Le jour où l'homme a failli disparaître (extrait)

En scrutant notre ADN, les généticiens ont découvert que l’espèce humaine a bien failli s’éteindre, il y a 70 000 ans. On l’a échappé belle!

Par Joël Leblanc


C’est une journée torride dans la plaine africaine, 700 siècles avant notre ère. Au pied d’un imposant rocher, un petit groupe de chasseurs se protège du soleil plombant. Voilà bien 10 jours qu’ils ont quitté leur village. À part le gibier qu’ils parviennent à lever dans les broussailles sèches, ils n’ont pas vu âme qui vive. Seuls au monde… ou presque.

Les temps étaient durs, vraiment durs. Si ces chasseurs de l’âge de pierre avaient eu les moyens de faire un recensement mondial de l’humanité, ils n’auraient dénombré que 2 000 de leurs semblables.
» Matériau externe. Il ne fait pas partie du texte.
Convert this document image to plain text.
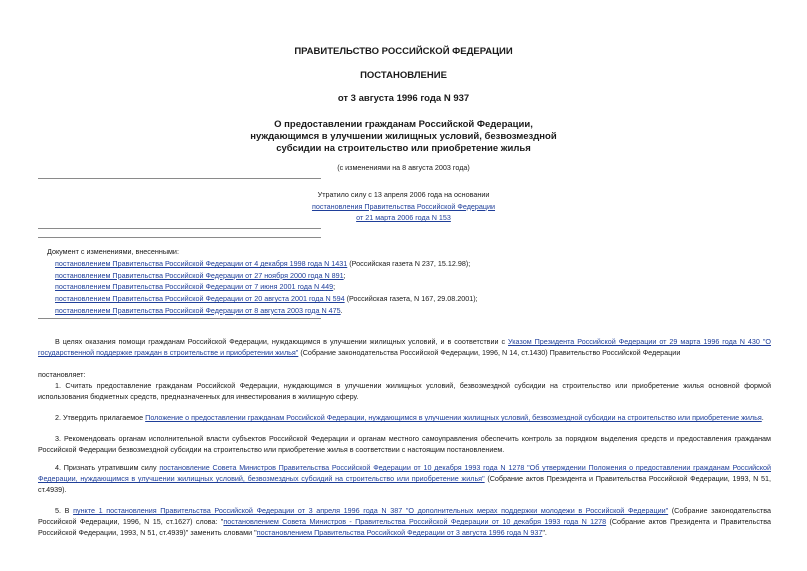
ПРАВИТЕЛЬСТВО РОССИЙСКОЙ ФЕДЕРАЦИИ
ПОСТАНОВЛЕНИЕ
от 3 августа 1996 года N 937
О предоставлении гражданам Российской Федерации,
нуждающимся в улучшении жилищных условий, безвозмездной
субсидии на строительство или приобретение жилья
(с изменениями на 8 августа 2003 года)
Утратило силу с 13 апреля 2006 года на основании
постановления Правительства Российской Федерации
от 21 марта 2006 года N 153
Документ с изменениями, внесенными:
постановлением Правительства Российской Федерации от 4 декабря 1998 года N 1431 (Российская газета N 237, 15.12.98);
постановлением Правительства Российской Федерации от 27 ноября 2000 года N 891;
постановлением Правительства Российской Федерации от 7 июня 2001 года N 449;
постановлением Правительства Российской Федерации от 20 августа 2001 года N 594 (Российская газета, N 167, 29.08.2001);
постановлением Правительства Российской Федерации от 8 августа 2003 года N 475.
В целях оказания помощи гражданам Российской Федерации, нуждающимся в улучшении жилищных условий, и в соответствии с Указом Президента Российской Федерации от 29 марта 1996 года N 430 "О государственной поддержке граждан в строительстве и приобретении жилья" (Собрание законодательства Российской Федерации, 1996, N 14, ст.1430) Правительство Российской Федерации
постановляет:
1. Считать предоставление гражданам Российской Федерации, нуждающимся в улучшении жилищных условий, безвозмездной субсидии на строительство или приобретение жилья основной формой использования бюджетных средств, предназначенных для инвестирования в жилищную сферу.
2. Утвердить прилагаемое Положение о предоставлении гражданам Российской Федерации, нуждающимся в улучшении жилищных условий, безвозмездной субсидии на строительство или приобретение жилья.
3. Рекомендовать органам исполнительной власти субъектов Российской Федерации и органам местного самоуправления обеспечить контроль за порядком выделения средств и предоставления гражданам Российской Федерации безвозмездной субсидии на строительство или приобретение жилья в соответствии с настоящим постановлением.
4. Признать утратившим силу постановление Совета Министров Правительства Российской Федерации от 10 декабря 1993 года N 1278 "Об утверждении Положения о предоставлении гражданам Российской Федерации, нуждающимся в улучшении жилищных условий, безвозмездных субсидий на строительство или приобретение жилья" (Собрание актов Президента и Правительства Российской Федерации, 1993, N 51, ст.4939).
5. В пункте 1 постановления Правительства Российской Федерации от 3 апреля 1996 года N 387 "О дополнительных мерах поддержки молодежи в Российской Федерации" (Собрание законодательства Российской Федерации, 1996, N 15, ст.1627) слова: "постановлением Совета Министров - Правительства Российской Федерации от 10 декабря 1993 года N 1278 (Собрание актов Президента и Правительства Российской Федерации, 1993, N 51, ст.4939)" заменить словами "постановлением Правительства Российской Федерации от 3 августа 1996 года N 937".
Autant dire que l’homme a failli disparaître. «Notre espèce semble être passée par un goulot d’étranglement, explique Theodore Schurr, professeur au département d’anthropologie moléculaire à l’université de Pennsylvanie à Philadelphie. De cette population très réduite seraient issus tous les êtres humains qui peuplent aujourd’hui le globe.» Tous!

C’est l’étonnant constat auquel est récemment arrivé un groupe international de chercheurs. L’étude, parue en mai dernier dans l’American Journal of Human Genetics, a fait grand bruit. Le plus étonnant, en fait, est surtout la manière par laquelle les scientifiques en sont venus à cette conclusion, non pas en examinant les fossiles de nos ancêtres, mais en scrutant les gènes qui se cachent au sein même de nos cellules.

L’équipe du Genographic Project, une petite armada de généticiens et d’anthro­pologues, parcourt les coins les plus reculés de la Terre pour prélever des échantillons d’ADN chez les rares populations indigènes encore existantes. Leur but est de découvrir les grandes routes migratoires empruntées par nos ancêtres pour conquérir le globe depuis la grande sortie d’Afrique, il y a plus de 60 000 ans. «Pour nous, anthropologues, c’est un peu comme partir à la conquête de la Lune», explique Theodore Schurr, directeur du Genographic Project pour l’Amérique du Nord.